Ирония, имевшая место в тех удостоенных временем словах, казалось, повисла в ночном воздухе, когда он торопливо уходил от меня — худая тень за дымящимися факелами его рабов.
Сын Помпея оказался, как и говорил Сцевола, наиприятнейшим молодым человеком. Ясно было также, с момента их первой встречи, что его сердечность и искренность произвели на Корнелию глубокое впечатление. Все страхи, которые могли бы возникнуть у меня, исчезли — стоило лишь увидеть ее лицо, когда она говорила с ним; глаза, сияющие от удовольствия. Ее бледное рефлексивное спокойствие превратилось в оживление. Я никогда не подозревал, что она способна на что-то подобное.

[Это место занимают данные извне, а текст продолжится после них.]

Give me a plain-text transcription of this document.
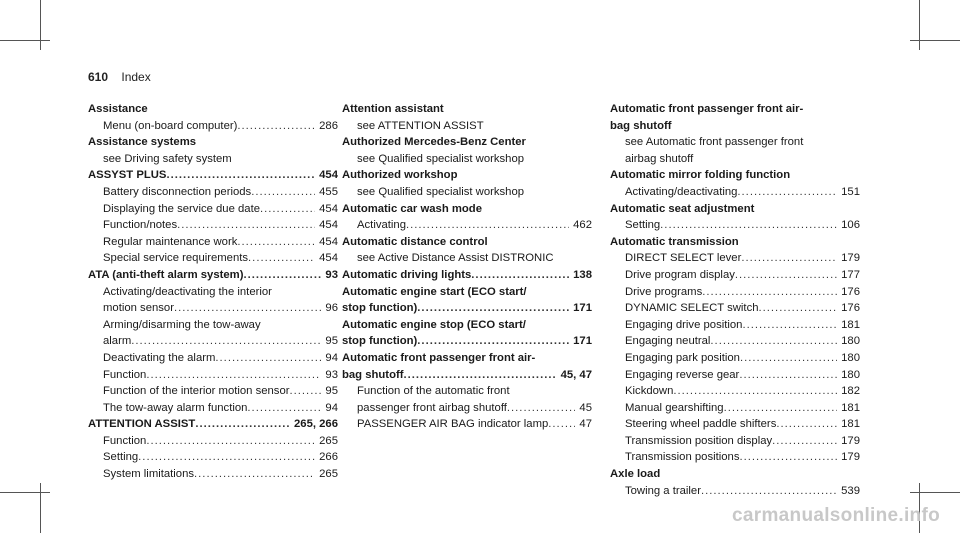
610 Index
Assistance
Menu (on-board computer) .....	286
Assistance systems
see Driving safety system
ASSYST PLUS .....	454
Battery disconnection periods .....	455
Displaying the service due date .....	454
Function/notes .....	454
Regular maintenance work .....	454
Special service requirements .....	454
ATA (anti-theft alarm system) .....	93
Activating/deactivating the interior
motion sensor .....	96
Arming/disarming the tow-away
alarm .....	95
Deactivating the alarm .....	94
Function .....	93
Function of the interior motion sensor .....	95
The tow-away alarm function .....	94
ATTENTION ASSIST .....	265, 266
Function .....	265
Setting .....	266
System limitations .....	265
Attention assistant
see ATTENTION ASSIST
Authorized Mercedes-Benz Center
see Qualified specialist workshop
Authorized workshop
see Qualified specialist workshop
Automatic car wash mode
Activating .....	462
Automatic distance control
see Active Distance Assist DISTRONIC
Automatic driving lights .....	138
Automatic engine start (ECO start/
stop function) .....	171
Automatic engine stop (ECO start/
stop function) .....	171
Automatic front passenger front air-
bag shutoff .....	45, 47
Function of the automatic front
passenger front airbag shutoff .....	45
PASSENGER AIR BAG indicator lamp .....	47
Automatic front passenger front air-
bag shutoff
see Automatic front passenger front
airbag shutoff
Automatic mirror folding function
Activating/deactivating .....	151
Automatic seat adjustment
Setting .....	106
Automatic transmission
DIRECT SELECT lever .....	179
Drive program display .....	177
Drive programs .....	176
DYNAMIC SELECT switch .....	176
Engaging drive position .....	181
Engaging neutral .....	180
Engaging park position .....	180
Engaging reverse gear .....	180
Kickdown .....	182
Manual gearshifting .....	181
Steering wheel paddle shifters .....	181
Transmission position display .....	179
Transmission positions .....	179
Axle load
Towing a trailer .....	539
carmanualsonline.info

«Такое редко встречается, — думал я, наблюдая за ними, так приятно поглощенными друг другом, — чтобы общественные обязанности и личные привязанности объединялись с таким неподдельным согласием. В браке по расчету есть, по мнению наших мудрых предков, довольно много здравого смысла. Молодые люди легко наносят друг другу раны. Зачастую они не видят, в ком заключается их настоящее счастье. Если я и пренебрегал Корнелией, Фортуна так устроила дела, что теперь я компенсировал все недоданное ей».
Клелия восприняла этот брак точно так же, как она воспринимала теперь все в наших отношениях — с настороженной и официальной вежливостью. Она готовила Корнелию к ее новой жизни со спокойным умением, не проявляя ни эмоций, ни сожаления. Словно зная мои мнимые убеждения, она пародировала покорность и компетентность матроны Старой Республики. Она вела огромный дом так, что даже Катон[92] не смог бы найти изъяна. Что бы я ни приказал, выполнялось безо всяких вопросов — Клелия никогда не противилась мне открыто. Но как муж и жена мы были фактически уже давно в разводе. Наша жизнь вошла в традиционное русло отдаленной любезности с моей стороны и достойного повиновения — с ее.
«По крайней мере, — убеждал я сам себя, — она расстанется со мной без сожалений».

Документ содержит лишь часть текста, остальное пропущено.